Oak wine barrel as an active vessel: A critical review of past and current knowledge.

机构信息

a Analytical Chemistry, Universidad de Valladolid Escuela Tecnica Superior de Ingenierias Agrarias , Palencia , Spain.

b Agricultural and Forestry Engineering , Universidad de Valladolid Escuela Tecnica Superior de Ingenierias Agrarias , Palencia , Spain.

出版信息

Crit Rev Food Sci Nutr. 2018;58(16):2711-2726. doi: 10.1080/10408398.2017.1330250. Epub 2017 Sep 6.

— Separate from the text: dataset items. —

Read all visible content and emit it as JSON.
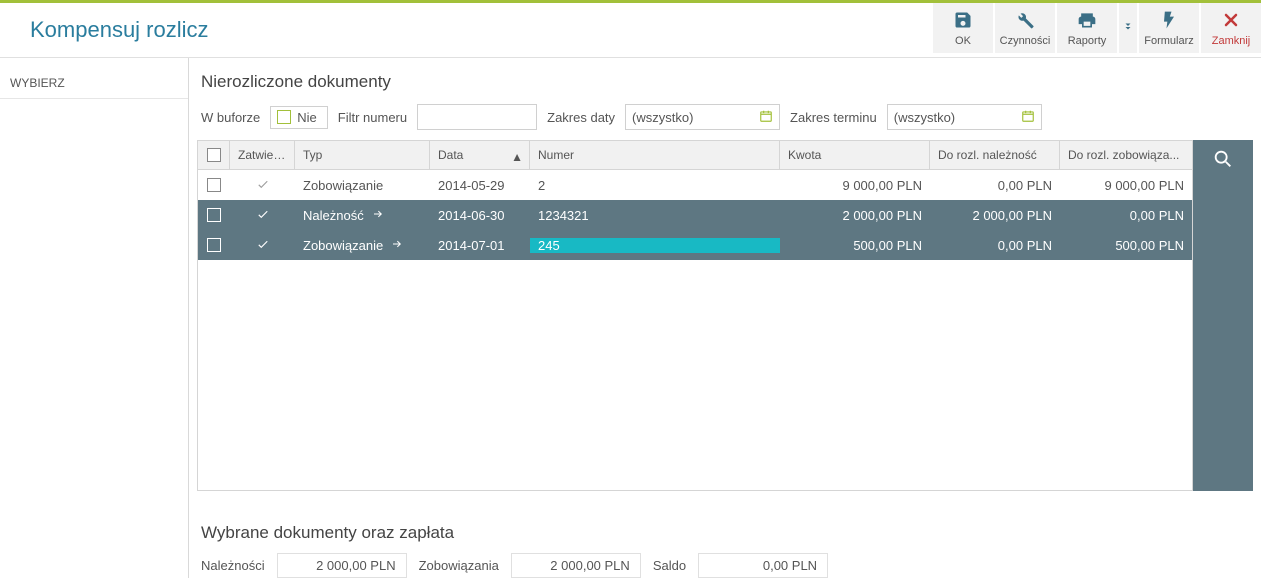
{
  "header": {
    "title": "Kompensuj rozlicz"
  },
  "toolbar": {
    "ok": "OK",
    "czynnosci": "Czynności",
    "raporty": "Raporty",
    "formularz": "Formularz",
    "zamknij": "Zamknij"
  },
  "sidebar": {
    "wybierz": "WYBIERZ"
  },
  "section": {
    "title": "Nierozliczone dokumenty"
  },
  "filters": {
    "bufor_label": "W buforze",
    "bufor_value": "Nie",
    "filtr_label": "Filtr numeru",
    "zakres_daty_label": "Zakres daty",
    "zakres_daty_value": "(wszystko)",
    "zakres_terminu_label": "Zakres terminu",
    "zakres_terminu_value": "(wszystko)"
  },
  "grid": {
    "headers": {
      "zatw": "Zatwier...",
      "typ": "Typ",
      "data": "Data",
      "numer": "Numer",
      "kwota": "Kwota",
      "rozl_n": "Do rozl. należność",
      "rozl_z": "Do rozl. zobowiąza..."
    },
    "rows": [
      {
        "sel": false,
        "zatw": "✓",
        "typ": "Zobowiązanie",
        "arrow": false,
        "data": "2014-05-29",
        "numer": "2",
        "num_hl": false,
        "kwota": "9 000,00 PLN",
        "rozl_n": "0,00 PLN",
        "rozl_z": "9 000,00 PLN",
        "style": "light",
        "zatw_style": "gray"
      },
      {
        "sel": false,
        "zatw": "✓",
        "typ": "Należność",
        "arrow": true,
        "data": "2014-06-30",
        "numer": "1234321",
        "num_hl": false,
        "kwota": "2 000,00 PLN",
        "rozl_n": "2 000,00 PLN",
        "rozl_z": "0,00 PLN",
        "style": "dark",
        "zatw_style": "white"
      },
      {
        "sel": false,
        "zatw": "✓",
        "typ": "Zobowiązanie",
        "arrow": true,
        "data": "2014-07-01",
        "numer": "245",
        "num_hl": true,
        "kwota": "500,00 PLN",
        "rozl_n": "0,00 PLN",
        "rozl_z": "500,00 PLN",
        "style": "dark",
        "zatw_style": "white"
      }
    ]
  },
  "bottom": {
    "title": "Wybrane dokumenty oraz zapłata",
    "naleznosci_label": "Należności",
    "naleznosci_value": "2 000,00 PLN",
    "zobowiazania_label": "Zobowiązania",
    "zobowiazania_value": "2 000,00 PLN",
    "saldo_label": "Saldo",
    "saldo_value": "0,00 PLN"
  }
}
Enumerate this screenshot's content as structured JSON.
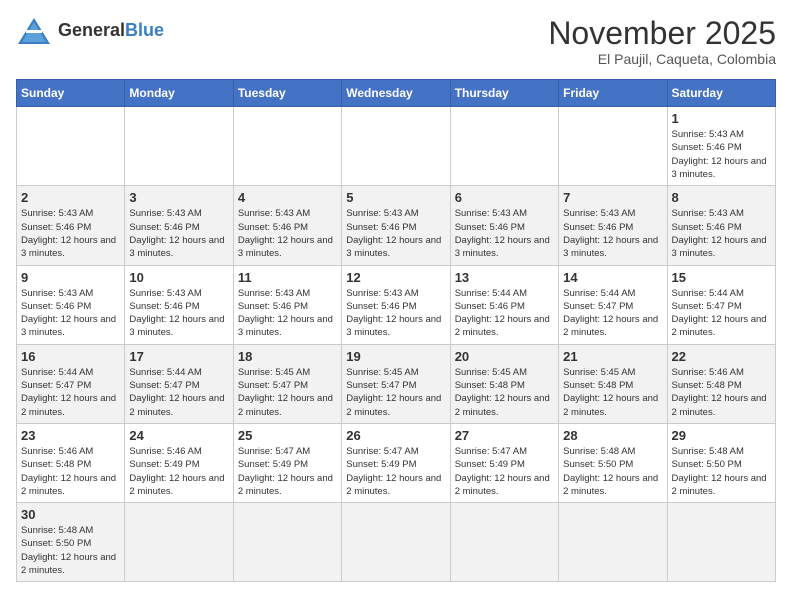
{
  "header": {
    "logo_general": "General",
    "logo_blue": "Blue",
    "month_title": "November 2025",
    "location": "El Paujil, Caqueta, Colombia"
  },
  "weekdays": [
    "Sunday",
    "Monday",
    "Tuesday",
    "Wednesday",
    "Thursday",
    "Friday",
    "Saturday"
  ],
  "weeks": [
    [
      {
        "day": "",
        "info": ""
      },
      {
        "day": "",
        "info": ""
      },
      {
        "day": "",
        "info": ""
      },
      {
        "day": "",
        "info": ""
      },
      {
        "day": "",
        "info": ""
      },
      {
        "day": "",
        "info": ""
      },
      {
        "day": "1",
        "info": "Sunrise: 5:43 AM\nSunset: 5:46 PM\nDaylight: 12 hours and 3 minutes."
      }
    ],
    [
      {
        "day": "2",
        "info": "Sunrise: 5:43 AM\nSunset: 5:46 PM\nDaylight: 12 hours and 3 minutes."
      },
      {
        "day": "3",
        "info": "Sunrise: 5:43 AM\nSunset: 5:46 PM\nDaylight: 12 hours and 3 minutes."
      },
      {
        "day": "4",
        "info": "Sunrise: 5:43 AM\nSunset: 5:46 PM\nDaylight: 12 hours and 3 minutes."
      },
      {
        "day": "5",
        "info": "Sunrise: 5:43 AM\nSunset: 5:46 PM\nDaylight: 12 hours and 3 minutes."
      },
      {
        "day": "6",
        "info": "Sunrise: 5:43 AM\nSunset: 5:46 PM\nDaylight: 12 hours and 3 minutes."
      },
      {
        "day": "7",
        "info": "Sunrise: 5:43 AM\nSunset: 5:46 PM\nDaylight: 12 hours and 3 minutes."
      },
      {
        "day": "8",
        "info": "Sunrise: 5:43 AM\nSunset: 5:46 PM\nDaylight: 12 hours and 3 minutes."
      }
    ],
    [
      {
        "day": "9",
        "info": "Sunrise: 5:43 AM\nSunset: 5:46 PM\nDaylight: 12 hours and 3 minutes."
      },
      {
        "day": "10",
        "info": "Sunrise: 5:43 AM\nSunset: 5:46 PM\nDaylight: 12 hours and 3 minutes."
      },
      {
        "day": "11",
        "info": "Sunrise: 5:43 AM\nSunset: 5:46 PM\nDaylight: 12 hours and 3 minutes."
      },
      {
        "day": "12",
        "info": "Sunrise: 5:43 AM\nSunset: 5:46 PM\nDaylight: 12 hours and 3 minutes."
      },
      {
        "day": "13",
        "info": "Sunrise: 5:44 AM\nSunset: 5:46 PM\nDaylight: 12 hours and 2 minutes."
      },
      {
        "day": "14",
        "info": "Sunrise: 5:44 AM\nSunset: 5:47 PM\nDaylight: 12 hours and 2 minutes."
      },
      {
        "day": "15",
        "info": "Sunrise: 5:44 AM\nSunset: 5:47 PM\nDaylight: 12 hours and 2 minutes."
      }
    ],
    [
      {
        "day": "16",
        "info": "Sunrise: 5:44 AM\nSunset: 5:47 PM\nDaylight: 12 hours and 2 minutes."
      },
      {
        "day": "17",
        "info": "Sunrise: 5:44 AM\nSunset: 5:47 PM\nDaylight: 12 hours and 2 minutes."
      },
      {
        "day": "18",
        "info": "Sunrise: 5:45 AM\nSunset: 5:47 PM\nDaylight: 12 hours and 2 minutes."
      },
      {
        "day": "19",
        "info": "Sunrise: 5:45 AM\nSunset: 5:47 PM\nDaylight: 12 hours and 2 minutes."
      },
      {
        "day": "20",
        "info": "Sunrise: 5:45 AM\nSunset: 5:48 PM\nDaylight: 12 hours and 2 minutes."
      },
      {
        "day": "21",
        "info": "Sunrise: 5:45 AM\nSunset: 5:48 PM\nDaylight: 12 hours and 2 minutes."
      },
      {
        "day": "22",
        "info": "Sunrise: 5:46 AM\nSunset: 5:48 PM\nDaylight: 12 hours and 2 minutes."
      }
    ],
    [
      {
        "day": "23",
        "info": "Sunrise: 5:46 AM\nSunset: 5:48 PM\nDaylight: 12 hours and 2 minutes."
      },
      {
        "day": "24",
        "info": "Sunrise: 5:46 AM\nSunset: 5:49 PM\nDaylight: 12 hours and 2 minutes."
      },
      {
        "day": "25",
        "info": "Sunrise: 5:47 AM\nSunset: 5:49 PM\nDaylight: 12 hours and 2 minutes."
      },
      {
        "day": "26",
        "info": "Sunrise: 5:47 AM\nSunset: 5:49 PM\nDaylight: 12 hours and 2 minutes."
      },
      {
        "day": "27",
        "info": "Sunrise: 5:47 AM\nSunset: 5:49 PM\nDaylight: 12 hours and 2 minutes."
      },
      {
        "day": "28",
        "info": "Sunrise: 5:48 AM\nSunset: 5:50 PM\nDaylight: 12 hours and 2 minutes."
      },
      {
        "day": "29",
        "info": "Sunrise: 5:48 AM\nSunset: 5:50 PM\nDaylight: 12 hours and 2 minutes."
      }
    ],
    [
      {
        "day": "30",
        "info": "Sunrise: 5:48 AM\nSunset: 5:50 PM\nDaylight: 12 hours and 2 minutes."
      },
      {
        "day": "",
        "info": ""
      },
      {
        "day": "",
        "info": ""
      },
      {
        "day": "",
        "info": ""
      },
      {
        "day": "",
        "info": ""
      },
      {
        "day": "",
        "info": ""
      },
      {
        "day": "",
        "info": ""
      }
    ]
  ]
}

DOI:10.1080/10408398.2017.1330250
PMID:28557529
Abstract

We review the role of the oak barrel as an active vessel for wine maturation. We present a historical background to highlight that previously established aspects of processes occurring with wine inside the oak barrel are still without confirmation. We argue that recently published new findings on the topic are determining factors in defining the manner in which the oak barrel works with wine. Several studies have been published reviewing how the wine barrel functions as an active vessel that releases chemical compounds into the wine, improving its physical, chemical, and sensory properties. Nevertheless, there are hardly any studies that describe how a wine barrel functions as an active vessel. The present review details the main factors affecting the gas exchange capacity of the barrel, such as the pressure drop generated within the barrel, the formation of a headspace, the effect of wood anatomy, the different oxygen entry routes, the role of wood moisture content and soluble ellagitannins, and the effect of barrel toasting on cooperage. Finally, a hypothesis is proposed regarding the function of the barrel as an active vessel, which determines the manner in which it interacts with the wine that it contains during aging.

摘要

我们回顾了橡木桶作为葡萄酒成熟的活性容器的作用。我们提供了一个历史背景,以强调以前在橡木桶中发生的与葡萄酒相关的过程的既定方面仍然没有得到证实。我们认为,最近发表的关于这一主题的新发现是定义橡木桶与葡萄酒相互作用方式的决定因素。已经发表了几项研究来综述葡萄酒桶如何作为一个活性容器,将化合物释放到葡萄酒中,从而改善其物理、化学和感官特性。然而,几乎没有研究描述葡萄酒桶如何作为一个活性容器发挥作用。本综述详细介绍了影响桶气体交换能力的主要因素,如桶内产生的压降、形成的顶空、木材解剖结构的影响、不同的氧气进入途径、木材水分含量和可溶鞣花单宁的作用,以及桶烘烤对制桶的影响。最后,提出了一个关于桶作为活性容器的功能的假设,这决定了它在老化过程中与所包含的葡萄酒相互作用的方式。